En 2010, Luong Thi Nguyêt, domiciliée dans la commune de Thach Kiêt, district de Tân Son, province de Phu Tho (Nord), a suivi un cours d’apprentissage et des leçons d’anglais pendant trois mois dans l’optique de partir travailler en Malaisie. Elle a bénéficié d’un prêt à taux d’intérêt préférentiel délivré par la Banque de politiques sociales pour pouvoir concrétiser son projet. Pourtant, alors que les formalités étaient accomplies, elle a brusquement fait volte-face, sur ordre de son mari : «Je veux toujours travailler à l’étranger dans l’espoir de sortir de la pauvreté. Mais c’est impossible, car mon mari s’y oppose», se désole Mme Nguyêt.
Des désistements en pagaille
Cette dame n’est pas un cas isolé, loin s’en faut, dans les districts les plus démunis, bénéficiaires du projet. «Nous, les paysans, rencontrons beaucoup de difficultés dans l’étude des langues étrangères. De plus, ces cours sont la plupart du temps organisés à Hanoi, très loin de chez nous. C’est pourquoi, de nombreuses personnes se sont retirées du projet», argumente Dô Van Luong, domicilié dans la province de Yên Bai (Nord).

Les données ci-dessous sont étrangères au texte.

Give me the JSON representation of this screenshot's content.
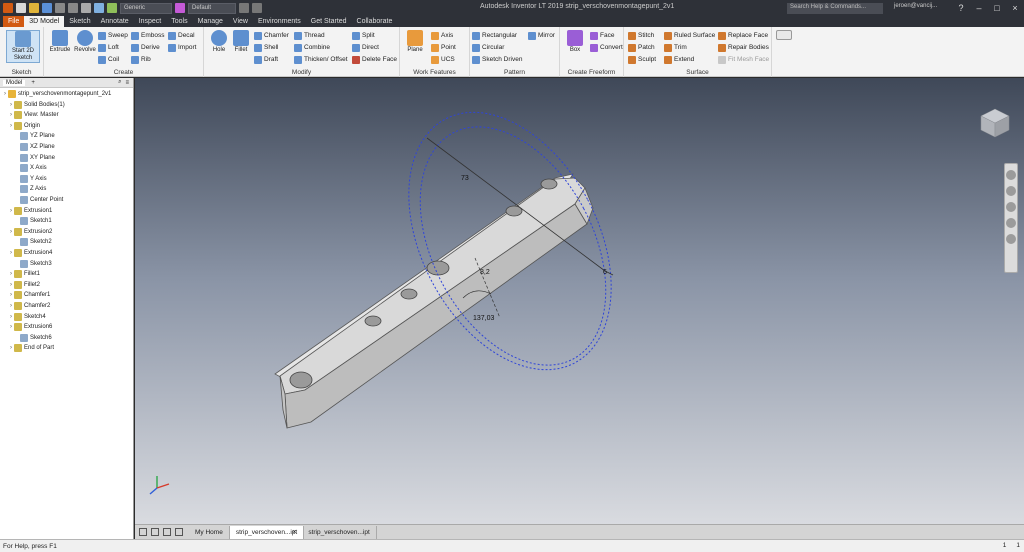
{
  "titlebar": {
    "app_title": "Autodesk Inventor LT 2019   strip_verschovenmontagepunt_2v1",
    "appearance_dropdown": "Generic",
    "material_dropdown": "Default",
    "search_placeholder": "Search Help & Commands...",
    "user": "jeroen@vancij...",
    "help": "?"
  },
  "tabs": [
    "File",
    "3D Model",
    "Sketch",
    "Annotate",
    "Inspect",
    "Tools",
    "Manage",
    "View",
    "Environments",
    "Get Started",
    "Collaborate"
  ],
  "ribbon": {
    "sketch": {
      "label": "Sketch",
      "start_sketch": "Start 2D Sketch"
    },
    "create": {
      "label": "Create",
      "extrude": "Extrude",
      "revolve": "Revolve",
      "sweep": "Sweep",
      "emboss": "Emboss",
      "decal": "Decal",
      "loft": "Loft",
      "derive": "Derive",
      "import": "Import",
      "coil": "Coil",
      "rib": "Rib"
    },
    "modify": {
      "label": "Modify",
      "hole": "Hole",
      "fillet": "Fillet",
      "chamfer": "Chamfer",
      "thread": "Thread",
      "split": "Split",
      "shell": "Shell",
      "combine": "Combine",
      "direct": "Direct",
      "draft": "Draft",
      "thicken": "Thicken/ Offset",
      "delete_face": "Delete Face"
    },
    "work": {
      "label": "Work Features",
      "plane": "Plane",
      "axis": "Axis",
      "point": "Point",
      "ucs": "UCS"
    },
    "pattern": {
      "label": "Pattern",
      "rectangular": "Rectangular",
      "circular": "Circular",
      "sketch_driven": "Sketch Driven",
      "mirror": "Mirror"
    },
    "freeform": {
      "label": "Create Freeform",
      "box": "Box",
      "face": "Face",
      "convert": "Convert"
    },
    "surface": {
      "label": "Surface",
      "stitch": "Stitch",
      "ruled": "Ruled Surface",
      "replace": "Replace Face",
      "patch": "Patch",
      "trim": "Trim",
      "repair": "Repair Bodies",
      "sculpt": "Sculpt",
      "extend": "Extend",
      "fit_mesh": "Fit Mesh Face"
    }
  },
  "browser": {
    "tabs": [
      "Model",
      "+"
    ],
    "items": [
      {
        "label": "strip_verschovenmontagepunt_2v1",
        "level": 0
      },
      {
        "label": "Solid Bodies(1)",
        "level": 1
      },
      {
        "label": "View: Master",
        "level": 1
      },
      {
        "label": "Origin",
        "level": 1
      },
      {
        "label": "YZ Plane",
        "level": 2
      },
      {
        "label": "XZ Plane",
        "level": 2
      },
      {
        "label": "XY Plane",
        "level": 2
      },
      {
        "label": "X Axis",
        "level": 2
      },
      {
        "label": "Y Axis",
        "level": 2
      },
      {
        "label": "Z Axis",
        "level": 2
      },
      {
        "label": "Center Point",
        "level": 2
      },
      {
        "label": "Extrusion1",
        "level": 1
      },
      {
        "label": "Sketch1",
        "level": 2
      },
      {
        "label": "Extrusion2",
        "level": 1
      },
      {
        "label": "Sketch2",
        "level": 2
      },
      {
        "label": "Extrusion4",
        "level": 1
      },
      {
        "label": "Sketch3",
        "level": 2
      },
      {
        "label": "Fillet1",
        "level": 1
      },
      {
        "label": "Fillet2",
        "level": 1
      },
      {
        "label": "Chamfer1",
        "level": 1
      },
      {
        "label": "Chamfer2",
        "level": 1
      },
      {
        "label": "Sketch4",
        "level": 1
      },
      {
        "label": "Extrusion6",
        "level": 1
      },
      {
        "label": "Sketch6",
        "level": 2
      },
      {
        "label": "End of Part",
        "level": 1
      }
    ]
  },
  "viewport": {
    "dimensions": {
      "d1": "73",
      "d2": "8,2",
      "d3": "137,03",
      "d4": "6"
    }
  },
  "doctabs": [
    "My Home",
    "strip_verschoven...ipt",
    "strip_verschoven...ipt"
  ],
  "statusbar": {
    "help": "For Help, press F1",
    "count1": "1",
    "count2": "1"
  }
}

Selon un représentant du Service du travail, des invalides de guerre et des affaires sociales de la province de Phu Tho : «Si l’on veut organiser des cours de formation efficaces, nous devons renforcer les activités de mobilisation, d’orientation et de communication auprès des habitants. Aujourd’hui, nous constatons un taux de désistement allant jusqu’à 90% dans certains cas ce qui, convenons-en, n’est pas normal».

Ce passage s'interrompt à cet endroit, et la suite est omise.